In the pastor’s sermon for the day, she talked about the incarnation—God being born in human flesh—as God’s way of saying “hello” to the world. I loved this way of thinking about Jesus’ birth. God says “hello” as a way of starting something new, a new conversation with the people of the earth, a new twist in the story of this relationship. God says “hello” and follows it up with “how are you? I really want to know.”
Christmas is an invitation to welcome Christ to be born into our world, our lives, our daily existence. Not just as a guest that you welcome for a short period of time and then get on with life. It means allowing your world to be re-shaped. It means being willing to change for the sake of this newcomer, this interloper.
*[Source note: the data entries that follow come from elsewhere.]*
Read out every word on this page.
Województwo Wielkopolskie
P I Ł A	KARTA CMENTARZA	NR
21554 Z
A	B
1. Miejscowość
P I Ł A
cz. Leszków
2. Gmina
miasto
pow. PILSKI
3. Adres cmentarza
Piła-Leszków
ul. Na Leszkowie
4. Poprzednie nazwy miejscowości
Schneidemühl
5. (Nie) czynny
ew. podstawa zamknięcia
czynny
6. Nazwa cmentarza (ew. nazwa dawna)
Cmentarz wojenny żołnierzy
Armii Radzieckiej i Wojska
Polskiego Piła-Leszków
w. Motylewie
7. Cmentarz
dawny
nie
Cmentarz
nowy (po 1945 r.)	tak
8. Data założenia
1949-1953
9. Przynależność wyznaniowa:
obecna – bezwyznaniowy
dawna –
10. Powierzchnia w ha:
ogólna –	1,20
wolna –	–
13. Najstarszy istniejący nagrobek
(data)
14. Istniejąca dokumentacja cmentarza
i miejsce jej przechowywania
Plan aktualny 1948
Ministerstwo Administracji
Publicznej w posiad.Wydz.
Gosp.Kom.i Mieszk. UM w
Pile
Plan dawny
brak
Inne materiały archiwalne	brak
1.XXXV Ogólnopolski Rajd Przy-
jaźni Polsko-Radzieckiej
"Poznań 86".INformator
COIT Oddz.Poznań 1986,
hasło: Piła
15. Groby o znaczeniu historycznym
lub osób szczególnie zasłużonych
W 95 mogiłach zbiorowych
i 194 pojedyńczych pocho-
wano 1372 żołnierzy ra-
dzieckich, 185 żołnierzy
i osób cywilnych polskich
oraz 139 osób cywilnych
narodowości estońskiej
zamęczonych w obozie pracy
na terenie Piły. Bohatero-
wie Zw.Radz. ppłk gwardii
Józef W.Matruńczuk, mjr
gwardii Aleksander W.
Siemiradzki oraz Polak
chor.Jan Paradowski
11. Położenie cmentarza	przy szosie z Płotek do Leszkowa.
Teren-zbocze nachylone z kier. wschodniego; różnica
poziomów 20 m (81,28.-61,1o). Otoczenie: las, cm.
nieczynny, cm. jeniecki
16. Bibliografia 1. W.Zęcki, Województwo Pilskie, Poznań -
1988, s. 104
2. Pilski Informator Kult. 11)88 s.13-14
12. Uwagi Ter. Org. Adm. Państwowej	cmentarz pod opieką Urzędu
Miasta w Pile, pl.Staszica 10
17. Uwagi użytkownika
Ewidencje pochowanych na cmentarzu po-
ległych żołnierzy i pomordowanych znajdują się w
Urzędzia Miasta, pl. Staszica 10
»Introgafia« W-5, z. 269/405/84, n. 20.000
The season after Epiphany is a period of time when we think about the direction our lives take now that God has been born in human flesh. In worship we’ll hear stories about Jesus coming into his own, making his mark on the world, figuring out his path. It’s actually a perfect season for the New Year, when we are also evaluating our path and asking ourselves how God might be calling us to grow and change in the year ahead. And it’s a perfect time for our annual congregational meeting, when we ask those same questions as St. Peter’s and explore where God might be leading us into the future.
Because even though Christmas is technically past, Christ is still very much incarnate in our world. Even after Jesus has been born, we still need to gather to hear words of love, joy, hope, and peace and then carry them out into the world.
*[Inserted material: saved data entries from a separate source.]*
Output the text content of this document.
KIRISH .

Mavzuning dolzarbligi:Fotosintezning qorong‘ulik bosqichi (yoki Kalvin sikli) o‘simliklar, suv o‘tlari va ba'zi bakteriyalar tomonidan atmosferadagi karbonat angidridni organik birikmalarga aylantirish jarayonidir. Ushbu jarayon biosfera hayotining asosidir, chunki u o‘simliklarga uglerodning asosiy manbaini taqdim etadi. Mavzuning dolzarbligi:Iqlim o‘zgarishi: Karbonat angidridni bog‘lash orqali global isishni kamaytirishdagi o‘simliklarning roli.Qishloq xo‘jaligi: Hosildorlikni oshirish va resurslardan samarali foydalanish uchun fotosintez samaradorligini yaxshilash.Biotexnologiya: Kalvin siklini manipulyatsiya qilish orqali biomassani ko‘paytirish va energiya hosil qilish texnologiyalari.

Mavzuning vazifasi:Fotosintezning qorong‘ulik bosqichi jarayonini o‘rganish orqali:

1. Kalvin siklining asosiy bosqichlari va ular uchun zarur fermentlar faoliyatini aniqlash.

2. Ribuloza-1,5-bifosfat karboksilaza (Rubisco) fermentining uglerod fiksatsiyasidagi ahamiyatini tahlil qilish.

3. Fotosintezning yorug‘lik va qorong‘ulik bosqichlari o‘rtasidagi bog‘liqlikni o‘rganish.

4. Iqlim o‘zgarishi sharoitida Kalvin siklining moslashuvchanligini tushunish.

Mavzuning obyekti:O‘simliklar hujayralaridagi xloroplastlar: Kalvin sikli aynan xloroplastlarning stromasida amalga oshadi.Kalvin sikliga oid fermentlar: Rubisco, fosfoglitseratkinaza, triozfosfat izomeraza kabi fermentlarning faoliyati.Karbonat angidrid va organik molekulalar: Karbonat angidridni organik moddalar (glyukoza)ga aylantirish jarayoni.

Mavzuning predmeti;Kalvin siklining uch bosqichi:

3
In that church service with my parents, the pastor used a special blessing for the New Year. I share it with you here:
May God make your year a happy one!
Not by shielding you from all sorrow and pain,
but by strengthening you to bear it as it comes;
not by making your path easy,
but by making you sturdy to travel any path;
not by taking hardships from you,
but by taking fear from your heart;
not by granting you unbroken sunshine,
but by keeping your face bright, even in the shadows;
not by making your life always pleasant,
but by showing you when people and their causes need you most,
and by making you anxious to be there to help.
God’s love, peace, hope and joy to you for the year ahead.